O por lo menos no lo encontramos.

– No es posible.

– Ojalá, pero lo es. No se preocupe, doctor Starks. Nuestros investigadores rastrearán las transacciones. Llegaremos al fondo de esto. Y sus cuentas, o parte de ellas, están aseguradas. Al final lo arreglaremos. Sólo llevará algo de tiempo y, como le dije, puede ‘que tengamos que involucrar a la policía y a la comisión de vigilancia del mercado de valores porque, por lo que me dice, cabe suponer algún tipo de robo.

– ¿Cuánto tiempo?

– Es verano y tenemos parte del personal de vacaciones. Supongo que un par de semanas, como mucho.

Ricky colgó. No disponía de un par de semanas.

Al final del día había podido determinar que la única cuenta que no había sido robada y reventada era la cuenta corriente del First Cape Bank de Wellfleet. Era una cuenta destinada sólo a facilitar las cosas en verano. Su saldo era de diez mil dólares, dinero que usaba para pagar facturas en el mercado de pescado y la tienda de ultramarinos, la tienda de licores y la ferretería. Con ella pagaba sus herramientas de jardinería y las plantas y semillas. Era dinero para disfrutar de las vacaciones sin problemas. Una cuenta doméstica para el mes que pasaba en la casa de veraneo.

Le sorprendió un poco que Rumplestiltskin no hubiera arremetido también contra esos fondos. Estaba jugando con él, casi como si hubiera dejado en paz esa parte del dinero para burlarse de él. A pesar de eso, pensó que necesitaba encontrar una forma de hacerse con los fondos antes de que desaparecieran también en algún extraño limbo financiero. Llamó al director del First Cape Bank y le dijo que iba a cerrar la cuenta y quería retirar el saldo en efectivo.

El director le informó que tendría que estar presente para esa transacción. Ricky deseó que las demás instituciones que manejaban su dinero hubieran seguido la misma política. Explicó al director que había tenido algunos problemas con otras cuentas y que era importante que nadie excepto él tuviera acceso al dinero.

El director se ofreció a librar un cheque bancario, que guardaría personalmente hasta la llegada de Ricky.

Ahora el problema era cómo ir hasta allí.
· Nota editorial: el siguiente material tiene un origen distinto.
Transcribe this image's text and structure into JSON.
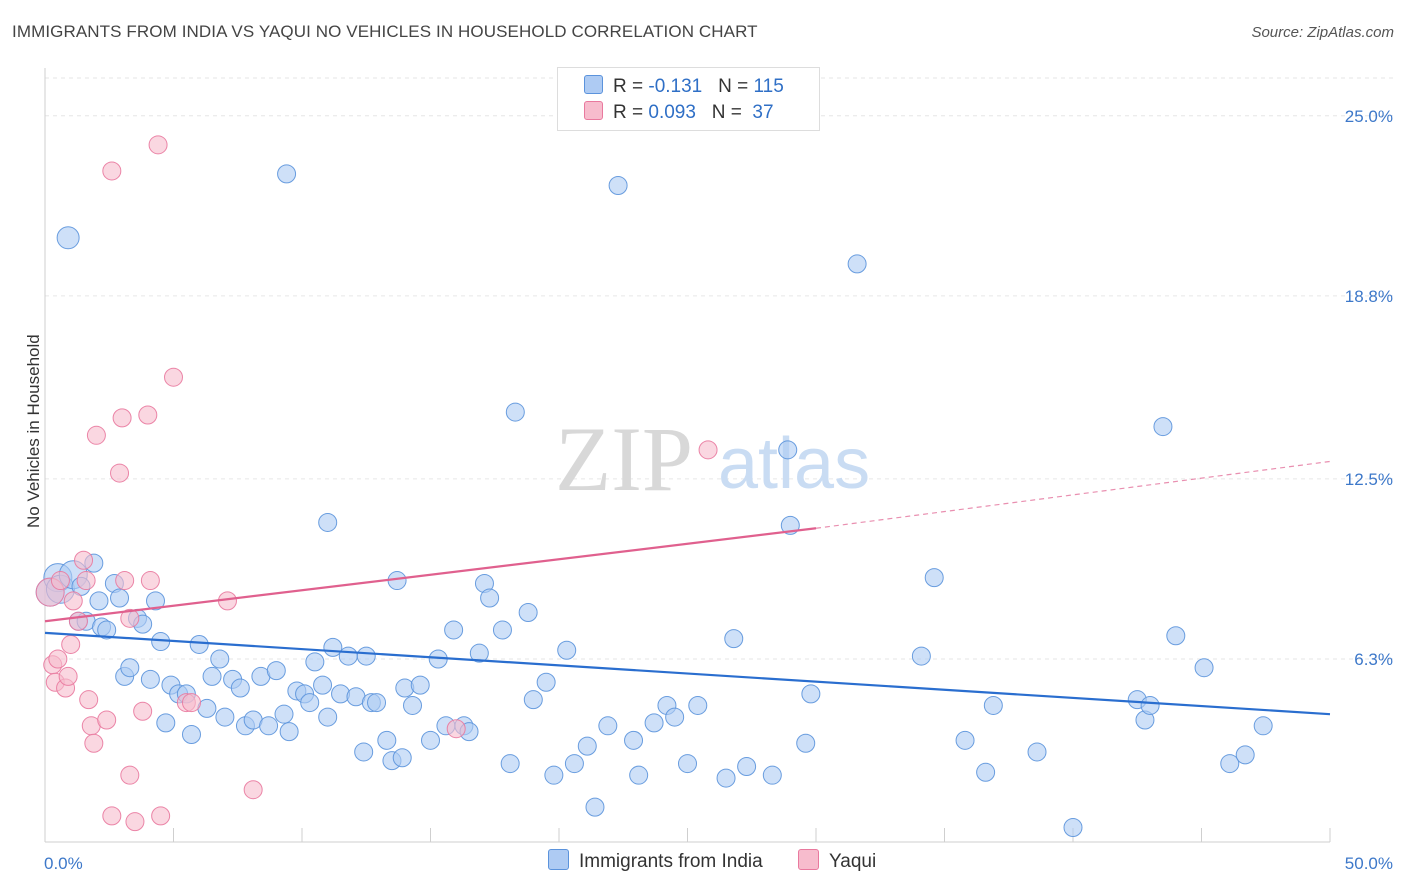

Olvidado en el escritorio, había un billete de avión abierto de La Guardia a Hyannis, Massachusetts. Se preguntó si la reserva seguiría operativa. Abrió la cartera y contó unos trescientos dólares en efectivo. En el cajón superior de la cómoda de su dormitorio tenía otros mil quinientos dólares en cheques de viaje. Era un anacronismo; en esta era de efectivo al instante obtenido en cajeros automáticos que pululaban por todas partes, la idea de que alguien guardara cheques de viaje para emergencias era arcaica.

Ricky sintió cierta satisfacción al pensar que sus ideas anticuadas resultaran útiles. Se preguntó si no seria una noción que debería tener más presente.

Pero no tenía tiempo para cavilar acerca de ello.

Podría ir a Cape Cod, y volver. Tardaría veinticuatro horas como mínimo. De pronto lo invadió una sensación de letargo, casi como si no pudiera mover los músculos, como si las sinapsis cerebrales que emitían órdenes a los tendones y los tejidos de todo su cuerpo se hubieran declarado en huelga. Un profundo agotamiento que parodiaba su edad le recorrió el cuerpo. Se sintió torpe, estúpido y fatigado.

Se balanceó en la silla con la cabeza echada hacia atrás. Reconoció los signos de una incipiente depresión clínica con la misma rapidez con que una madre identificaría un resfriado al primer estornudo de su hijo. Extendió las manos hacia delante para detectar algún temblor. Su pulso seguía firme.

«¿Durante cuánto tiempo más?», se preguntó.